In Aria/Apology, from 2005, we hear recorded confessions from people who’ve committed senseless crimes and gotten away with them — they’re not particularly repentant, they just want to get something off their chests — alternating with sublime Handel arias sung by Renée Fleming. The dancers listen to the casual rapists and murderers, the gorgeous music. Brickman and Copeland do a tender duet with the gracious arms and delicate stepping of a Baroque dance. Falling softly, rolling out of a long, breathless handstand, Scarpin seems to empathize with the victims of a homophobic predator. Two couples duet simultaneously, at one point doing the same movements but with one couple reversing the other’s gender roles. Perhaps the whole dance is an ironic acknowledgment of the co-existence of art and evil.
Curran seems to be incorporating the percussive toughness of his rhythm-dance background into a more fluid movement style, with a more flexible attachment to the music. Social Discourse, which was having its world premiere, uses selections from Radiohead Thom Yorke’s controversial The Eraser. Yorke sings in a high tenor against various complicated rhythm tracks, but the dancers seem to ignore this in the beginning. Or maybe I was just attracted to how much more twisting and spiraling there was in their movement than I’d seen in the previous dances.
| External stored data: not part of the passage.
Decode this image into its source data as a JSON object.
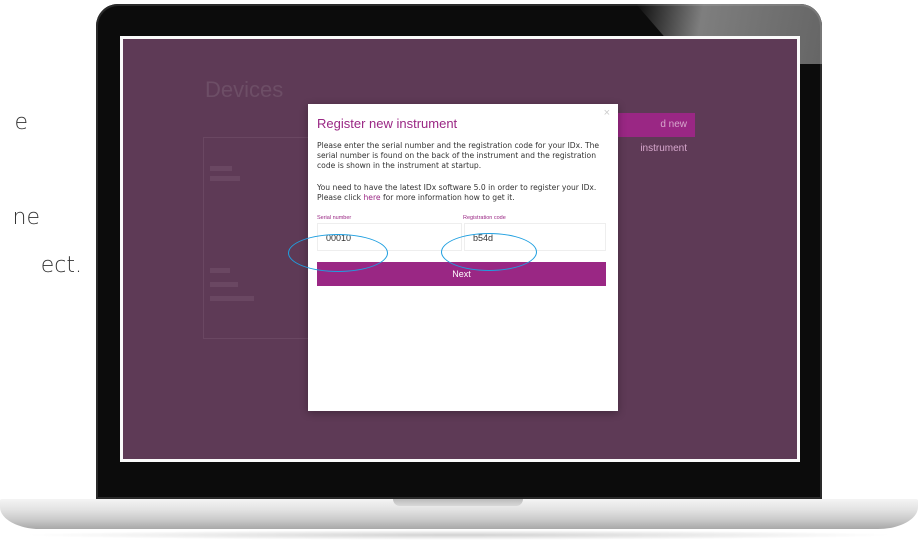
{
  "side_captions": [
    "e",
    "ne",
    "ect."
  ],
  "background_app": {
    "page_title": "Devices",
    "add_button_label": "d new instrument"
  },
  "modal": {
    "close_glyph": "×",
    "title": "Register new instrument",
    "paragraph1": "Please enter the serial number and the registration code for your IDx. The serial number is found on the back of the instrument and the registration code is shown in the instrument at startup.",
    "paragraph2_before": "You need to have the latest IDx software 5.0 in order to register your IDx. Please click ",
    "paragraph2_link": "here",
    "paragraph2_after": " for more information how to get it.",
    "serial_label": "Serial number",
    "serial_value": "00010",
    "registration_label": "Registration code",
    "registration_value": "b54d",
    "next_label": "Next"
  },
  "colors": {
    "accent": "#9a2784",
    "overlay": "#5e3a56",
    "highlight": "#1f9fe0"
  }
}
As the dance went on, in their duets and solos, they seemed increasingly drawn into the pulse, picking up on the big rhythmic beats of the music, till they worked up to a group consensus that played with the fast, complicated rhythms. The dance was still about the same approach-retreat, push-pull, lift-and-carry interactions we’d seen earlier, but its rapprochement with the music was satisfying in a different, more subtle way.
Seán Curran doesn’t dance much anymore, but he performed the astonishing solo St. Petersburg Waltz (2005), to music from Meredith Monk’s Volcano Songs. Over nine riveting minutes he suggested a whole village full of characters, or a single character’s intense inner life. In a high-collared shirt with the sleeves rolled up, a tie, a black vest with a watch chain in the pocket, a black fedora, pants, and bare feet, he seemed to be an uncle from a few generations ago. A butcher, maybe, or a postal clerk, a man who deals with lots of people but who’s introspective and maybe a little shy.
He dances or hums to himself, looks over his shoulder, holds animated conversations with invisible acquaintances, takes a turn around a dance floor with an invisible woman. Into this stream of busy interactions he flashes insincere salutes, militant struts, even a Nazi “Sieg Heil!” For a minute he appears to have been captured. At the end of the dance he’s bowing from the waist to an invisible superior.
I don’t know whether Curran was creating a portrait of a specific person or conveying the experiences of many persons. Maybe he was remembering the Holocaust; maybe he was reminiscing about a life as a Main Street mediocrity. Whoever he was, I recognized him.